Entre las muchas cosas que aprendieron, decidieron no
involucrarse en las situaciones que demandaran decisiones difíciles ;
decidieron también no adoptar responsabilidades y dejar pasar las cosas.
Pero este comportamiento no fue absoluto. Eran grandes muchachos y
abnegadas madres pero conservaban el estigma original, cual pecado
adánico. Hasta podría decirse que eran buenos. ¿ Quién no ha tenido una
marca original, casi bovina, infligida por sus padres ?
En sus
trabajos y en sus casas, recordaban a su padre cuando realizaban el
ritual de la purificación, y si alguna vez incubaron una actitud
subversiva para contradecirlo, tuvieron que tragarse sus palabras cuando
la epidemia del cólera le dió, a su padre, la razón entera y agobiante.
Ese día exclamó triunfante :" Yo les dije muchas veces, lavarse es
salud. Recuerden siempre lo que produce la cochinada". En adelante
debieron lavarse hasta desollarse, hasta sentir la mudanza de la piel
casi horaria, hasta que la epidermis fugara y sintieran un ardor
especial, una nueva forma de sensualidad para relacionarse con el mundo.
Por eso se decía en el barrio, en el trabajo, en las reuniones, que los
Fuentes parecían siempre Nuevos. Nadie conocía la terrible verdad de
repetir este ritual una y otra vez so pena de contrariar al armónico
mundo de equilibrio de su casa cuyo centro de gravedad se había
desplazado hacia su padre y permanecía en él.
Que interesante : Nuevos, con pocas responsabilidades, buenas personas, ilustrados e inteligentes. ¡ Qué bonita familia ¡
Se
dieron cuenta que el cordón umbilical crecía inversamente
proporcionalmente a la distancia que los acercaba a su padre.

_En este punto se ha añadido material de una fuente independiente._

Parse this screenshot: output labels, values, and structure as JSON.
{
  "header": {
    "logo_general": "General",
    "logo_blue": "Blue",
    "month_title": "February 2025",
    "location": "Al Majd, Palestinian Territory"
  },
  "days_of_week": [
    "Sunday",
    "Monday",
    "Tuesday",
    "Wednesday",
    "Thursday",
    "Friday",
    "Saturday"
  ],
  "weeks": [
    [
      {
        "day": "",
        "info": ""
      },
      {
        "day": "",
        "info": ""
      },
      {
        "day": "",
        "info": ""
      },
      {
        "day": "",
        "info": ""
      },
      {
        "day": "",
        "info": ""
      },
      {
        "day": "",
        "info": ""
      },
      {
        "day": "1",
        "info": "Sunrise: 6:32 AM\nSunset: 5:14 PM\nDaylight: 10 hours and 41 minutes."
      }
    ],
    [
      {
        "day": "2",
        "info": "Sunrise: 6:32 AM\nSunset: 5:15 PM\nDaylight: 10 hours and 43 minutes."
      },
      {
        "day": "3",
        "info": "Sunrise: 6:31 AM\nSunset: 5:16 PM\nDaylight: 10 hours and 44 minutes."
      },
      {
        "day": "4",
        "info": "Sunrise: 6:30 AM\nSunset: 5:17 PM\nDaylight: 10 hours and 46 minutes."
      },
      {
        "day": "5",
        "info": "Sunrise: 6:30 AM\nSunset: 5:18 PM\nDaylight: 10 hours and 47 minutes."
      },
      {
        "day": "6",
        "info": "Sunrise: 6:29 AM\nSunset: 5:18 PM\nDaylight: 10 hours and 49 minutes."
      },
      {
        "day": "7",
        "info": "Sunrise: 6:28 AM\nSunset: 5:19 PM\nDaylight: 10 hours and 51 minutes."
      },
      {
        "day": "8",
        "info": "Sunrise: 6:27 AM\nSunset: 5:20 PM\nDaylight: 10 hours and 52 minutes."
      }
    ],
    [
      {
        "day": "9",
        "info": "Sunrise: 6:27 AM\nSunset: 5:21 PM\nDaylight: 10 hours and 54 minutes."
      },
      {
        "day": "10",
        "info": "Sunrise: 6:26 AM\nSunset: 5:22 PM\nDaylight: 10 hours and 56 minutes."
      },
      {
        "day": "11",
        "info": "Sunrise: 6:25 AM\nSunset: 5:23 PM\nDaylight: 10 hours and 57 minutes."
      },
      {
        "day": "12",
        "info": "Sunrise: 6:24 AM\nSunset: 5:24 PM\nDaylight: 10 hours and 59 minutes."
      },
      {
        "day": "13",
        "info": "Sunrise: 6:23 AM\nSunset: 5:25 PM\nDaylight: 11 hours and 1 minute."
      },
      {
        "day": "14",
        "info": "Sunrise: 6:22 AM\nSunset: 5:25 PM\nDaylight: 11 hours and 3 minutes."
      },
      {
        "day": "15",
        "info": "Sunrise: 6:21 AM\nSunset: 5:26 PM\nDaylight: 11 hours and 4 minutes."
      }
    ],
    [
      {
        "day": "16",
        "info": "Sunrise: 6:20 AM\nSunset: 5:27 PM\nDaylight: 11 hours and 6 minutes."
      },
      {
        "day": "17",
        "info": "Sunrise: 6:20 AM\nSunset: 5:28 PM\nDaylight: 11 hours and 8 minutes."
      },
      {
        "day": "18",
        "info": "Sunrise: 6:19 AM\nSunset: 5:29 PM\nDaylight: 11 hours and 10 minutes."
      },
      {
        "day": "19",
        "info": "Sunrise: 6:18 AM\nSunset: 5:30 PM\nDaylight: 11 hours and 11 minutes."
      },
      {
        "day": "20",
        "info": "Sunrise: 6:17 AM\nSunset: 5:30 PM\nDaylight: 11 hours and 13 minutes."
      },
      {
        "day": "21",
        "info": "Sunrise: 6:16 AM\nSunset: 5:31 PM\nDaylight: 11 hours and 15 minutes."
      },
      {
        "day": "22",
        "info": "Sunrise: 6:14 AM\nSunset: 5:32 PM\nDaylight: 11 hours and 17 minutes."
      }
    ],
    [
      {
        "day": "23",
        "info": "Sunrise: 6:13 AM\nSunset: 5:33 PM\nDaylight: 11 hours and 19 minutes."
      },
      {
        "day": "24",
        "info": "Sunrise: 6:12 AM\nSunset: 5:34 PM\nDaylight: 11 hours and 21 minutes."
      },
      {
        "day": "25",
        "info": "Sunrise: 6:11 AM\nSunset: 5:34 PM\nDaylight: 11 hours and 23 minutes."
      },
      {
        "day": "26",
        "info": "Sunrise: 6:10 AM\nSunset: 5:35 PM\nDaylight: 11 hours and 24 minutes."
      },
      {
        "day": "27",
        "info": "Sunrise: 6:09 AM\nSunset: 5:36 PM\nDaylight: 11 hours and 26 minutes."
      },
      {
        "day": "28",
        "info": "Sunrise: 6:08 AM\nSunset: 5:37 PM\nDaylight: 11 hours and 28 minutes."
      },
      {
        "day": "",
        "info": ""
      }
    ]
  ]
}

Y dieron
con una solución : alejarse, frecuentarlo poco. Pero pronto sus parejas y
sus hijos advirtieron que estaban reproduciendo maníacamente en sus
hogares aquello de lo que tanto se quejaron. Recién se dieron cuenta que
no podían escapar, estaban atrapados en la telaraña de la Higiene
Mayor.
Recibieron de su padre, el mayor de los afectos y así lo
trasmitieron a sus hijos. Fueron buenos padres. Pero invariablemente y
sin darse cuenta, recordaban sus propias manos, el estigma, las veces en
que se liberaron embarrándose de la podredumbre del mundo, el jugar en
el fango, los carnavales. Y en el sexo la exploración cotidiana total,
el sonrojo por todas las cosas que habían hecho y el remordimiento por
la probable censura paterna sobre determinado acto no higiénico.
Aprendieron que el fango tiene su atractivo, te ofrece una coraza para
mimetizarte, te integra al grupo y precisamente a ellos les daba la
razón : no enferma, no mata y no ensucia. Apenas embarra.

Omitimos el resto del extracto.